As Goldman Embraces Automation, Even the Masters of the Universe Are Threatened

At its height back in 2000, the U.S. cash equities trading desk at Goldman Sachs’s New York headquarters employed 600 traders, buying and selling stock on the orders of the investment bank’s large clients. Today there are just two equity traders left.
Automated trading programs have taken over the rest of the work, supported by 200 computer engineers. Marty Chavez, the company’s deputy chief financial officer and former chief information officer, explained all this to attendees at a symposium on computing’s impact on economic activity held by Harvard’s Institute for Applied Computational Science last month.

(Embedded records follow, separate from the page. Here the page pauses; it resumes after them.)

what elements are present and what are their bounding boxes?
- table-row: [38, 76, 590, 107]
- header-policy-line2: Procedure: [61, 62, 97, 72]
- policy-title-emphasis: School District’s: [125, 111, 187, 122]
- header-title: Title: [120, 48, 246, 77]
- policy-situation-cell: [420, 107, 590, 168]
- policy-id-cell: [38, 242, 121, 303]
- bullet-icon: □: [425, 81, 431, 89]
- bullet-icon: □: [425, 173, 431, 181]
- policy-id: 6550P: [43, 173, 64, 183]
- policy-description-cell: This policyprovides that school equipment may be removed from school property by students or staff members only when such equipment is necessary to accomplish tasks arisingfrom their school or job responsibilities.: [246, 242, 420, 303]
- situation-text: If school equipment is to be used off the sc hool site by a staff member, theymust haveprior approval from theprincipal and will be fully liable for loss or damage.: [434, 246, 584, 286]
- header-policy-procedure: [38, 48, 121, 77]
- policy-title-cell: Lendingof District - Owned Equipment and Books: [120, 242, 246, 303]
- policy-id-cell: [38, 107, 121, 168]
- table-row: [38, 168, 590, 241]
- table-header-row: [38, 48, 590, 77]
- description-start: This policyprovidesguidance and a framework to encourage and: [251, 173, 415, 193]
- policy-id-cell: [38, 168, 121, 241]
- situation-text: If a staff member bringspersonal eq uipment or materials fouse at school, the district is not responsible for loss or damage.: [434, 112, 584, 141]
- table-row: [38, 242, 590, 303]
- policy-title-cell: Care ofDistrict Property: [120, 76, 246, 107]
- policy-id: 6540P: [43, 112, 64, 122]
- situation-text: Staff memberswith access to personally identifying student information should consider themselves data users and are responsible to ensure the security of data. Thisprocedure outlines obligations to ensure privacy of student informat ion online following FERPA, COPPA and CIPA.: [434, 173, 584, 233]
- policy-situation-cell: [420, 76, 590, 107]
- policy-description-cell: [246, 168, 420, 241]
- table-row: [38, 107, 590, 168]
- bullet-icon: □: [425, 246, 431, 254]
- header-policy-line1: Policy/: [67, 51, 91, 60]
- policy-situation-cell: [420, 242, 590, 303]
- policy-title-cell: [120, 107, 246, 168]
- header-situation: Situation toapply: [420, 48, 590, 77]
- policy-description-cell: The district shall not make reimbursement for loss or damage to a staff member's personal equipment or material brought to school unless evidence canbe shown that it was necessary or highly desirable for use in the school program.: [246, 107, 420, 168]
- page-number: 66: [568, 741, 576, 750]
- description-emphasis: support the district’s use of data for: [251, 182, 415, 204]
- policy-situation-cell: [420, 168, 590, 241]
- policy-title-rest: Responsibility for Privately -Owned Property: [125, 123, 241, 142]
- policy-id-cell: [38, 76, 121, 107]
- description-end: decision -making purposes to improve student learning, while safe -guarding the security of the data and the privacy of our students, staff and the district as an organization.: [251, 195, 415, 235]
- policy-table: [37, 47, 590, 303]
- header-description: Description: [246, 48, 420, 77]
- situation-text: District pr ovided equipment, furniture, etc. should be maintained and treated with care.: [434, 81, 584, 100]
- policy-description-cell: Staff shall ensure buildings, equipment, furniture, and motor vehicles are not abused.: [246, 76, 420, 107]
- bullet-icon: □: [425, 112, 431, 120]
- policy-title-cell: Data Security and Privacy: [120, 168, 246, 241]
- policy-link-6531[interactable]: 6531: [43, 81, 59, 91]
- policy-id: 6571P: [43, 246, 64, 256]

The experience of its New York traders is just one early example of a transformation of Goldman Sachs, and increasingly other Wall Street firms, that began with the rise in computerized trading, but has accelerated over the past five years, moving into more fields of finance that humans once dominated. Chavez, who will become chief financial officer in April, says areas of trading like currencies and even parts of business lines like investment banking are moving in the same automated direction that equities have already traveled.
Today, nearly 45 percent of the revenue from cash equities trading comes from electronic trades, according to Coalition, a U.K. research firm that tracks the industry. In addition to back-office clerical workers, on Wall Street machines are replacing a lot of highly paid people, too.
Average compensation for staff in equities sales, trading, and research at the 12 largest global investment banks, of which Goldman is one, is $500,000 in salary and bonus, according to Coalition. Seventy-five percent of Wall Street compensation goes to these highly paid “front office” employees, says Amrit Shahani, head of research at Coalition.
For the highly paid who remain, there is a growing income spread that mirrors the broader economy, says Babson College professor Tom Davenport. “The pay of the average managing director at Goldman will probably get even bigger, as there are fewer lower-level people to share the profits with,” he says.
Complex trading algorithms, some with machine-learning capabilities, first replaced trades where the price of what’s being sold was easy to determine on the market, including the stocks traded by Goldman’s old 600.
Now more complex areas of trading like currencies and credit, which are not traded on a stock exchange like the New York Stock Exchange but rather through less-transparent networks of traders, are coming in for more automation as well. To execute these trades, algorithms are being designed to emulate as closely as possible what a human trader would do, explains Coalition’s Shahani.
Goldman Sachs has already begun to automate currency trading, and has found consistently that four traders can be replaced by one computer engineer, Chavez said at the Harvard conference. Some 9,000 people, about one-third of Goldman’s staff, are computer engineers.
Next, Chavez said, will be the automation of investment banking tasks, work that traditionally has been focused on human skills like salesmanship and building relationships. Though those “rainmakers” won’t be replaced entirely, Goldman has already mapped 146 distinct steps taken in any initial public offering of stock, and many are “begging to be automated,” he said.
Reducing the number of investment bankers would be a great cost savings for the firm. Investment bankers working on corporate mergers and acquisitions at large banks like Goldman make on average $700,000 a year, according to Coalition, and in a good year they can earn far more.
Chavez himself is an example of the rising role of technology at Goldman Sachs. It’s his expertise in risk that makes him suited to the task of CFO, a role more typically held by accountants, Chavez told analysts on a recent Goldman Sachs earnings call.
“Everything we do is underpinned by math and a lot of software,” he told the Harvard audience in January.
Goldman’s new consumer lending platform, Marcus, aimed at consolidation of credit card balances, is entirely run by software, with no human intervention, Chavez said. It was nurtured like a small startup within the firm and launched in just 12 months, he said. It’s a model Goldman is continuing, housing groups in “bubbles,” some on the now-empty trading spaces in Goldman’s New York headquarters: “Those 600 traders, there is a lot of space where they used to sit,” he said.